Mount Zion project: From Vision to Reality
Written by Alex Bjergbæk Klausen
In 2016 we had our initial conversations with the bishops of Sierra Leone and Guinea. Together we want to build a training and retreat centre, which can help equip the future church leaders. After identifying the perfect plot of land, we started the process of thinking through the training concept and what type of facilities we would need to achieve our goal. But there is still a very long journey from vision to reality. Fortunately we heard about EMI World, a mission which focuses on engineering and architectural consultancy. In 2018 we applied for their support, and they responded positively. They prepared a team of 11 engineers and architects, who arrived on a ten-day-mission in Sierra Leone this February to help us prepare the ground for the future Mount Zion.

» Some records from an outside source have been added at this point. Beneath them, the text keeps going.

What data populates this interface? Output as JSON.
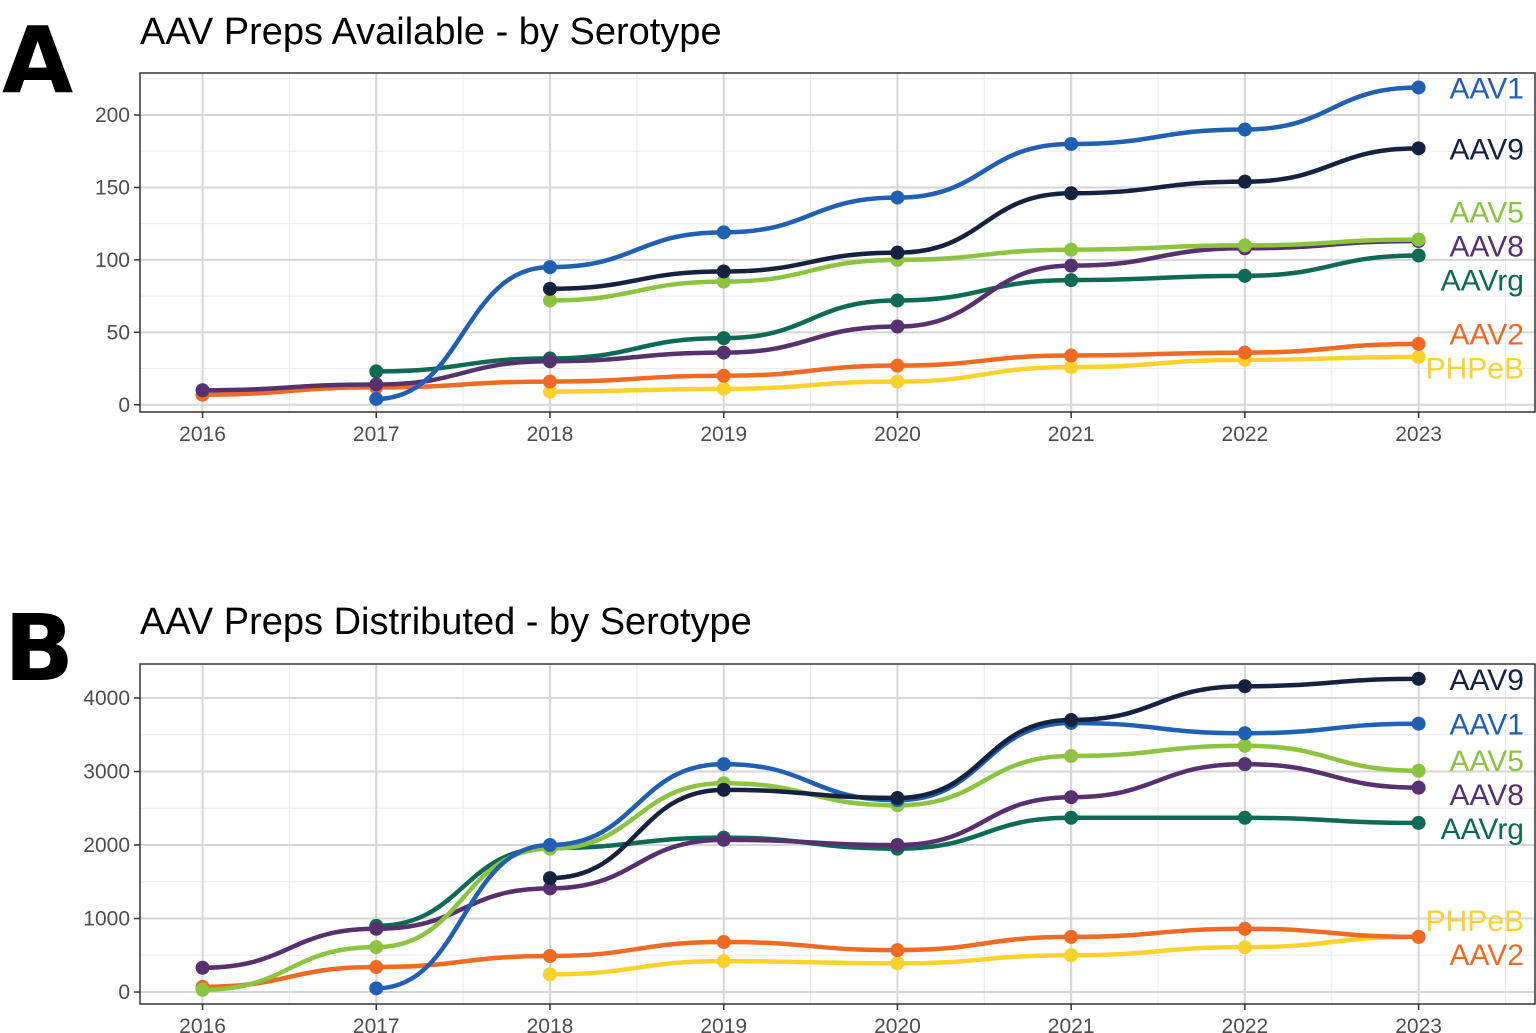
{
  "colors": {
    "AAV1": "#1f5fb4",
    "AAV9": "#15223f",
    "AAV5": "#8cc43f",
    "AAV8": "#57306f",
    "AAVrg": "#0d6b55",
    "AAV2": "#f06a24",
    "PHPeB": "#fbd12c"
  },
  "chart_data": [
    {
      "panel_letter": "A",
      "type": "line",
      "title": "AAV Preps Available - by Serotype",
      "xlabel": "",
      "ylabel": "",
      "xlim": [
        2015.64,
        2023.67
      ],
      "ylim": [
        -5,
        229
      ],
      "xticks": [
        2016,
        2017,
        2018,
        2019,
        2020,
        2021,
        2022,
        2023
      ],
      "yticks": [
        0,
        50,
        100,
        150,
        200
      ],
      "grid": true,
      "legend": "direct labels at right end of lines",
      "series": [
        {
          "name": "AAV1",
          "x": [
            2017,
            2018,
            2019,
            2020,
            2021,
            2022,
            2023
          ],
          "values": [
            4,
            95,
            119,
            143,
            180,
            190,
            219
          ]
        },
        {
          "name": "AAV9",
          "x": [
            2018,
            2019,
            2020,
            2021,
            2022,
            2023
          ],
          "values": [
            80,
            92,
            105,
            146,
            154,
            177
          ]
        },
        {
          "name": "AAV5",
          "x": [
            2018,
            2019,
            2020,
            2021,
            2022,
            2023
          ],
          "values": [
            72,
            85,
            100,
            107,
            110,
            114
          ]
        },
        {
          "name": "AAV8",
          "x": [
            2016,
            2017,
            2018,
            2019,
            2020,
            2021,
            2022,
            2023
          ],
          "values": [
            10,
            14,
            30,
            36,
            54,
            96,
            108,
            113
          ]
        },
        {
          "name": "AAVrg",
          "x": [
            2017,
            2018,
            2019,
            2020,
            2021,
            2022,
            2023
          ],
          "values": [
            23,
            32,
            46,
            72,
            86,
            89,
            103
          ]
        },
        {
          "name": "AAV2",
          "x": [
            2016,
            2017,
            2018,
            2019,
            2020,
            2021,
            2022,
            2023
          ],
          "values": [
            7,
            12,
            16,
            20,
            27,
            34,
            36,
            42
          ]
        },
        {
          "name": "PHPeB",
          "x": [
            2018,
            2019,
            2020,
            2021,
            2022,
            2023
          ],
          "values": [
            9,
            11,
            16,
            26,
            31,
            33
          ]
        }
      ]
    },
    {
      "panel_letter": "B",
      "type": "line",
      "title": "AAV Preps Distributed - by Serotype",
      "xlabel": "",
      "ylabel": "",
      "xlim": [
        2015.64,
        2023.67
      ],
      "ylim": [
        -163,
        4462
      ],
      "xticks": [
        2016,
        2017,
        2018,
        2019,
        2020,
        2021,
        2022,
        2023
      ],
      "yticks": [
        0,
        1000,
        2000,
        3000,
        4000
      ],
      "grid": true,
      "legend": "direct labels at right end of lines",
      "series": [
        {
          "name": "AAV9",
          "x": [
            2018,
            2019,
            2020,
            2021,
            2022,
            2023
          ],
          "values": [
            1550,
            2750,
            2640,
            3700,
            4160,
            4260
          ]
        },
        {
          "name": "AAV1",
          "x": [
            2017,
            2018,
            2019,
            2020,
            2021,
            2022,
            2023
          ],
          "values": [
            50,
            2000,
            3100,
            2610,
            3660,
            3520,
            3650
          ]
        },
        {
          "name": "AAV5",
          "x": [
            2016,
            2017,
            2018,
            2019,
            2020,
            2021,
            2022,
            2023
          ],
          "values": [
            30,
            610,
            1950,
            2840,
            2540,
            3210,
            3350,
            3010
          ]
        },
        {
          "name": "AAV8",
          "x": [
            2016,
            2017,
            2018,
            2019,
            2020,
            2021,
            2022,
            2023
          ],
          "values": [
            330,
            860,
            1410,
            2070,
            2000,
            2650,
            3100,
            2780
          ]
        },
        {
          "name": "AAVrg",
          "x": [
            2017,
            2018,
            2019,
            2020,
            2021,
            2022,
            2023
          ],
          "values": [
            900,
            1960,
            2100,
            1950,
            2370,
            2370,
            2300
          ]
        },
        {
          "name": "AAV2",
          "x": [
            2016,
            2017,
            2018,
            2019,
            2020,
            2021,
            2022,
            2023
          ],
          "values": [
            70,
            340,
            490,
            680,
            570,
            750,
            860,
            750
          ]
        },
        {
          "name": "PHPeB",
          "x": [
            2018,
            2019,
            2020,
            2021,
            2022,
            2023
          ],
          "values": [
            240,
            420,
            390,
            500,
            610,
            750
          ]
        }
      ]
    }
  ]
}
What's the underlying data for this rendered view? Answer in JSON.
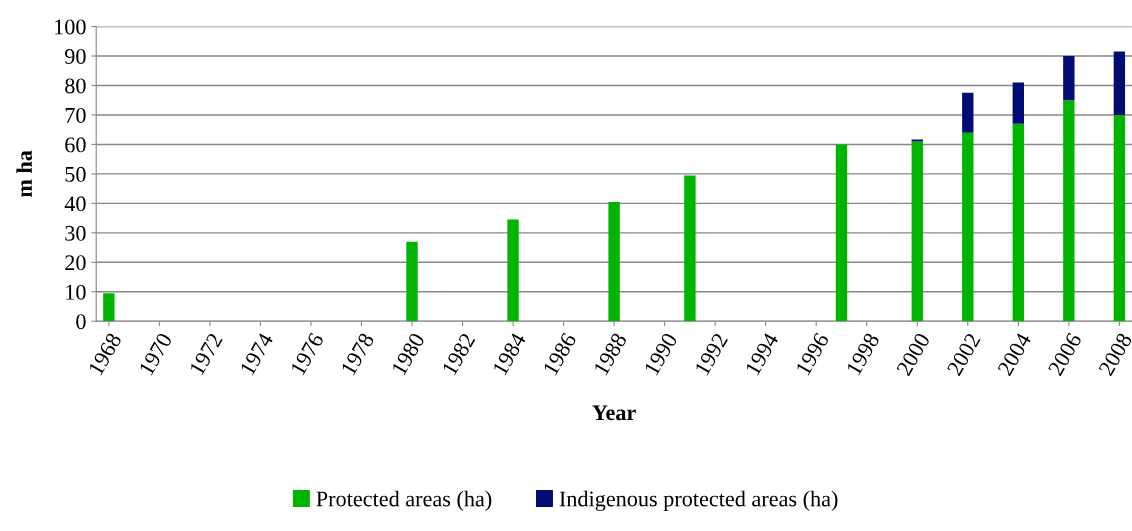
{
  "chart_data": {
    "type": "bar",
    "stacked": true,
    "xlabel": "Year",
    "ylabel": "m ha",
    "categories": [
      "1968",
      null,
      "1970",
      null,
      "1972",
      null,
      "1974",
      null,
      "1976",
      null,
      "1978",
      null,
      "1980",
      null,
      "1982",
      null,
      "1984",
      null,
      "1986",
      null,
      "1988",
      null,
      "1990",
      null,
      "1992",
      null,
      "1994",
      null,
      "1996",
      null,
      "1998",
      null,
      "2000",
      null,
      "2002",
      null,
      "2004",
      null,
      "2006",
      null,
      "2008"
    ],
    "series": [
      {
        "name": "Protected areas (ha)",
        "color": "#00b400",
        "values": [
          9.5,
          null,
          null,
          null,
          null,
          null,
          null,
          null,
          null,
          null,
          null,
          null,
          27,
          null,
          null,
          null,
          34.5,
          null,
          null,
          null,
          40.5,
          null,
          null,
          49.5,
          null,
          null,
          null,
          null,
          null,
          60,
          null,
          null,
          61,
          null,
          64,
          null,
          67,
          null,
          75,
          null,
          70
        ]
      },
      {
        "name": "Indigenous protected areas (ha)",
        "color": "#000c73",
        "values": [
          null,
          null,
          null,
          null,
          null,
          null,
          null,
          null,
          null,
          null,
          null,
          null,
          null,
          null,
          null,
          null,
          null,
          null,
          null,
          null,
          null,
          null,
          null,
          null,
          null,
          null,
          null,
          null,
          null,
          null,
          null,
          null,
          0.7,
          null,
          13.5,
          null,
          14,
          null,
          15,
          null,
          21.5
        ]
      }
    ],
    "ylim": [
      0,
      100
    ],
    "yticks": [
      0,
      10,
      20,
      30,
      40,
      50,
      60,
      70,
      80,
      90,
      100
    ],
    "grid": "y",
    "legend": "bottom"
  }
}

We were truly amazed with the support we received from EMI World. Their team of specialists came on a very intensive journey to work hand in hand with local counterparts, coordinated by Mr. Andrew Keili from the Anglican church in Sierra Leone. He is an engineer and owner of a large company. Initially the goal was to deliver drawings for the main building at Mount Zion, but they gave us so much more. The first days were spent on presentations and visitation on the site of the future Mount Zion. They also asked a lot of detailed questions, even down to the number of expected water boilers on the ground. All of this is important to make calculations on electricity, but also similar calculations for water supply and sewerage systems. The Mount Zion will be constructed on the most beautiful plot of land in the mountains outside of Freetown. But beautiful rarely rhymes with easy. Certainly, the mountainous area causes problems, both in terms of water supply (the challenge of drilling bore holes for water pumps) and in terms of construction. The road leading there can be challenging, especially during the rainy season. Nine out of ten vehicles climb the hill successfully, – unfortunately a large truck, which was turned upside down, proved to be number ten, and blocked part of the road for us. Even during the dry season it takes a 4WD to reach the top. Road construction is certainly on our agenda and so is water and power supply. Building on a slope has a lot of benefits in terms of natural breeze and beautiful view, but it is also a bit more challenging. Initially we doubted, whether it would be possible to realize our dream on the 1,5 acres we already have at our disposal. We are in the process of acquiring additional land, but this is not immediately adjacent to the current plot, and it is not even certain that we will get the land.
On the second day of their visit the architects had already prepared an outline of the site, which proved that all the buildings would be able to fit – and even allow enough space for meditation gardens and test plots for our farming projects. Mount Zion should be able to host up to 50 residential participants for a longer duration (two-week courses) and up to 100 short term participants for weekend retreats. Furthermore, it will be a resource centre with a printing press, recording studio and wafer production. There will also be a church on site and a dining hall. It is important that the facilities are attractive and inspiring with an international standard.
On their final day the team gave a full presentation of their project proposal. The audience counted a good number of members from the Anglican Diocese of Freetown led by Bishop Wilson and team-members from Relay Trust, who listened to the presentation from four different countries through streaming. It is amazing how technology can enable us to be in the same room and listen to the same presentation despite the fact, that we are in five different countries. Now EMI will continue to work on the project until end of May. Then their commitment is over, and we will use their descriptions and make the detailed drawings in Sierra Leone.
The EMI team managed to prepare drawings for 1) main building 2) staff-residence 3) participant-residence 4) dining hall. The only building remaining is the church, which needs more consideration.
We are so grateful for this first amazing step, which is a giant leap from vision to reality. We hope to begin construction of the main building later this year (after the rainy season) and to have it completed during 2020. But of course, it is a very big project, which will take years to complete. But hey, Rome wasn’t built in one day!
The EMI World team.
Kevin (to the left), the team leader of the EMI, takes notes during the presentation delivered by Relay Trust.
Isaac and Jesse are working on electrical engineering and trying to make a detailed description of the power needed to run Mount Zion.
Kristen is giving a presentation of the architectural outline.